I have been trying to write a post about PCOS in between football games and anniversary trips but have not been very successful in doing so until now; last minute, of course. I wasn't sure what I would write about because I didn't want to write something too informational and scientific; instead I wanted to share my story and how I came to find out that I was a "cyster".
Growing up I was always teased about my "Adam's apple" and my hairy arms. I remember thinking that something was wrong with me because I felt like I was more "manly" than the other girls in school. I remember I phoned a "boyfriend" one night and when his dad called him to the phone he said "Some guy is on the phone for you"; I was horrified! I sounded like a guy?! I was told a couple of times that I had a deep voice but I didn't think that meant I sounded like a guy!
My mom got so pissed at my older brothers and sisters when I was little because they all made fun of me about having hairier legs than them. They embarrassed me so badly that I started shaving my legs before the third grade. But, the ridicule didn't stop there. When I was dating a guy he asked me if I would think about shaving my arms! I did! I had such hairy arms that I had to comb the hair down. It was long, dark and thick. I hated it. I still have hairless arms and I wouldn't grow it back. Ever.
When I was in the 7th grade I got my first period. I don't really remember the first period or when I learned to use a tampon, instead of those gawd awful pads, but I do remember that my period was never regular and that more often than not, it was heavy, clotty and lasted forever! I remember hearing some boys say "If it bleeds for more than 5 days and doesn't die, don't trust it!" and thinking to myself "Oh my gosh... I am really a freak. I hope no one knows that I bleed for 7 days; I will never have a boyfriend!"
When I first became sexually active I thought that I was pregnant every month! I remember buying pregnancy tests and praying to the Lord that they were negative. Although, there were those few times that I prayed I was so that I could "keep" the boyfriend, but that is a different post. By the time I was a young adult I had given up on worrying about becoming pregnant and I figured that I was just "lucky" that I didn't have to have a period every month.
In my late teens I had many annual exams and I had my first "irregular" result when I was 16 years old or so. Over the span of the next 10 years I had several irregular pap smears. I was freaked out the first time and thought that I was going to die from an STD. However, my doctor reassured me that it was probably just irregular due to irritation caused from intercourse or the possible onset of menstruation. I never once had any further testing after those results so I figured that I had nothing to worry about.
When Mike and decided that we wanted to kids we knew that I needed to see a doctor. Some how, some where, some time, along the way, I learned that irregular periods didn't mean that you were "lucky"; that "irregular" meant there was something wrong. I won't lie- at 27 years old I didn't have a friggin' clue about ovulation. I had no clue what an ovulation predictor kit was! I just knew that women were suppose to have a period EVERY month! I wasn't. Mike was the one that urged me to see a doctor when my periods were almost three months apart and I wasn't getting any BFPs. I am so glad he did.
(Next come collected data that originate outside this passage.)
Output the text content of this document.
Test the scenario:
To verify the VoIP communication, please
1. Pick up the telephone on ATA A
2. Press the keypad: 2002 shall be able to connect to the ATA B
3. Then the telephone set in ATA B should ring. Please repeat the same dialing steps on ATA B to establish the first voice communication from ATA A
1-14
I wasn't diagnosed with PCOS until February of 2012; I was 30 years old. Even though I knew nothing about PCOS, I was relieved to finally know that there was in fact something wrong with my body, and that it wasn't just me, and I wasn't meant to be a born a boy! Phew! I was relieved to hear the doctor say that my irregular periods, unwanted facial and body hair, thinning scalp, bloated belly and skin tags were all related to this thing called PCOS. Polycystic Ovary Syndrome.
At first, I was relived and then I was mad. Mad that my mom and my doctor brushed off the irregular results so easily without further research. I was mad that I was so close to knowing what was wrong with me yet it took 17 years to find out. I was angry that we didn't catch this syndrome a long time ago so that today we
Polycystic Ovary Syndrome is a serious disorder that needs to be addressed. There is no single test to diagnosis PCOS, however, there are common symptoms to look for including but not limited to: missing periods, unwanted hair in unwanted places, lack of ovulation, weight gain, inability to lose wight, high cholesterol, high blood pressure, belly fat, and pelvic pain.
PCOS left untreated can cause diabetes, heart attacks, sleep apnea, anxiety/depression, obesity, endometrial cancer, ovarian cancer, breast cancer and infertility.
Women with PCOS are highly encouraged and recommended to eat low carb, low sugar, low fat diets that are high in fiber and protein and get plenty of exercise.
Our bodies are designed to work in a certain way, women are created to produce eggs and men are to produce sperm. Women should have a menstrual cycle every 28-30 days (or close to) and we should be able to detect ovulation once per month. If you don't, then I strongly urge you to seek medical help.